I noted Justice Chin most for what appeared to be his serious consideration of a solution suggested by a pair of Pepperdine academics (and hundreds of blog commenters): the separation of civil marriage and religious marriage in California. He asked Maroko and Starr about their opinion of the state “getting out of the marriage business” altogether, and got a surprising agreement from the two attorneys. Both said that the state must provide marriage on equal grounds for all seekers (which doesn’t seem to square with Starr’s primary position on Prop 8, so now I’m confused), but Starr said it would be outside the court’s power to unilaterally convert all marriages to domestic partnerships. But if Chin is actually considering the idea that strongly, that sounds like he sees the current situation as one that requires a remedy, so he may not be out of reach for us. He was one of the bad guys in May, but this is a different question, and one that just may be plucking at him.

And now Justice Corrigan. I’ll tell you what, this is my only experience of her, but I think I kinda like her. She was witty, she was crisp, she demolished Krueger with a perfectly innocent-seeming “The question is withdrawn”—I really enjoyed her participation. I also think we may have her on this decision. She was insistent on clarifying with three or four of the petitioners’ attorneys that they were asking for a narrow rule: that an amendment that purports A) to revoke a right the court has recognized as fundamental B) from a specifically identified group the court has recognized as a suspect classification is properly a revision. That’s a very narrow rule indeed, and it has a focus and concern for equity to it that I think she may find powerfully attractive. Like I said earlier, I don’t know from anything, but I really think she’s considering siding with Moreno and Werdegar. She also seemed deeply disturbed to hear Starr argue that rights are defined by the people, and that a majority of voters could therefore validly amend the constitution to take away rights of free speech. When she pressed him on what the limits of this broad amendment power might be, he told her the people could vote in any new form of government they wanted (including, presumably, a form that is not democracy [“Hey, how did y’all become a dictatorship over there?” “Oh, we voted for it. I’m starting to think maybe the 47% who voted no but have been subjected to it anyway might have had the right idea…”]), and no branch of the actual government would have any authority to review that decision.

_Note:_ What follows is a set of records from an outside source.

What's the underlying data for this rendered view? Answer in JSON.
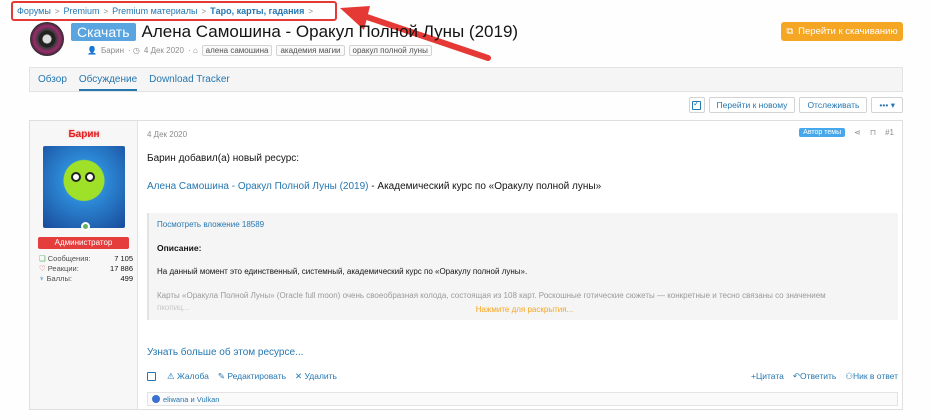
{
  "breadcrumb": {
    "items": [
      "Форумы",
      "Premium",
      "Premium материалы",
      "Тaро, карты, гадания"
    ],
    "sep": ">"
  },
  "header": {
    "badge": "Скачать",
    "title": "Алена Самошина - Оракул Полной Луны (2019)",
    "meta_author": "Барин",
    "meta_date": "4 Дек 2020",
    "tags": [
      "алена самошина",
      "академия магии",
      "оракул полной луны"
    ],
    "download_button": "Перейти к скачиванию"
  },
  "tabs": [
    "Обзор",
    "Обсуждение",
    "Download Tracker"
  ],
  "toolbar": {
    "goto_new": "Перейти к новому",
    "watch": "Отслеживать",
    "more": "•••"
  },
  "post": {
    "user": {
      "name": "Барин",
      "role": "Администратор",
      "stats": [
        {
          "label": "Сообщения:",
          "value": "7 105"
        },
        {
          "label": "Реакции:",
          "value": "17 886"
        },
        {
          "label": "Баллы:",
          "value": "499"
        }
      ]
    },
    "date": "4 Дек 2020",
    "author_badge": "Автор темы",
    "number": "#1",
    "intro": "Барин добавил(а) новый ресурс:",
    "resource_link": "Алена Самошина - Оракул Полной Луны (2019)",
    "resource_tail": " - Академический курс по «Оракулу полной луны»",
    "view_attachment": "Посмотреть вложение 18589",
    "description_label": "Описание:",
    "desc_p1": "На данный момент это единственный, системный, академический курс по «Оракулу полной луны».",
    "desc_p2": "Карты «Оракула Полной Луны» (Oracle full moon) очень своеобразная колода, состоящая из 108 карт. Роскошные готические сюжеты — конкретные и тесно связаны со значением",
    "desc_p2_fade": "пкопиц...",
    "expand": "Нажмите для раскрытия...",
    "more_link": "Узнать больше об этом ресурсе...",
    "actions_left": [
      "Жалоба",
      "Редактировать",
      "Удалить"
    ],
    "actions_right": [
      "Цитата",
      "Ответить",
      "Ник в ответ"
    ],
    "reactions": "eliwana и Vulkan"
  },
  "colors": {
    "accent": "#2577b1",
    "download": "#f5a623",
    "annotation": "#e53935"
  }
}
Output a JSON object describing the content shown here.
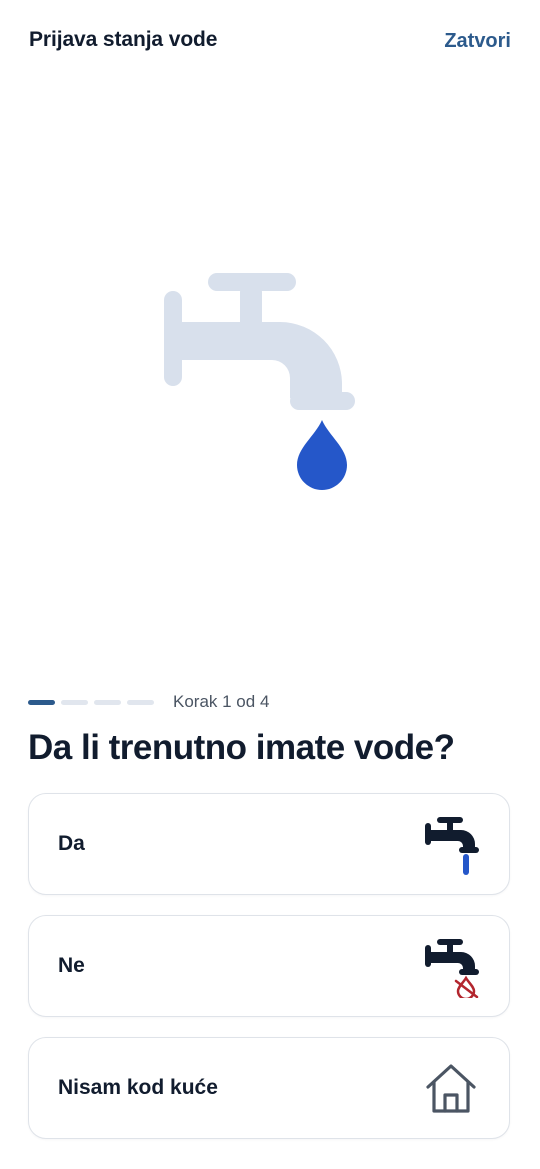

So I have a few predictions. Write them down so that you may ball up the paper you’ve written them down on and throw it at me when I turn up wrong.

  1. Nobody votes to make Prop 8 retroactive with respect to marriages entered into while the law was that same-sex marriage was legal.
  2. Moreno and Werdegar will find that this is a question of first impression for the court, and that they therefore have the power to decide a new set of criteria that may define a revision in addition to the ones already set out in California case law. They’ll say Prop 8 is a revision, and was improperly enacted.
  3. Corrigan will join Moreno and Werdegar, and will be the one responsible for formulating the new set of criteria: a revision can also be a constitutional change that seeks to strip a suspect classification of a fundamental right.
  4. Kennard will say it’s fine for the majority to take away whatever rights they want, as long as they do it as a majority.
  5. Whatever the decision is, Chin will write a dissent arguing that the state should abandon marriages altogether, and issue only domestic partnerships.

Unfortunately, I’ve got no prediction on George. Looks to me like it comes down to him. We’ll know within…[counting on fingers]…86 days.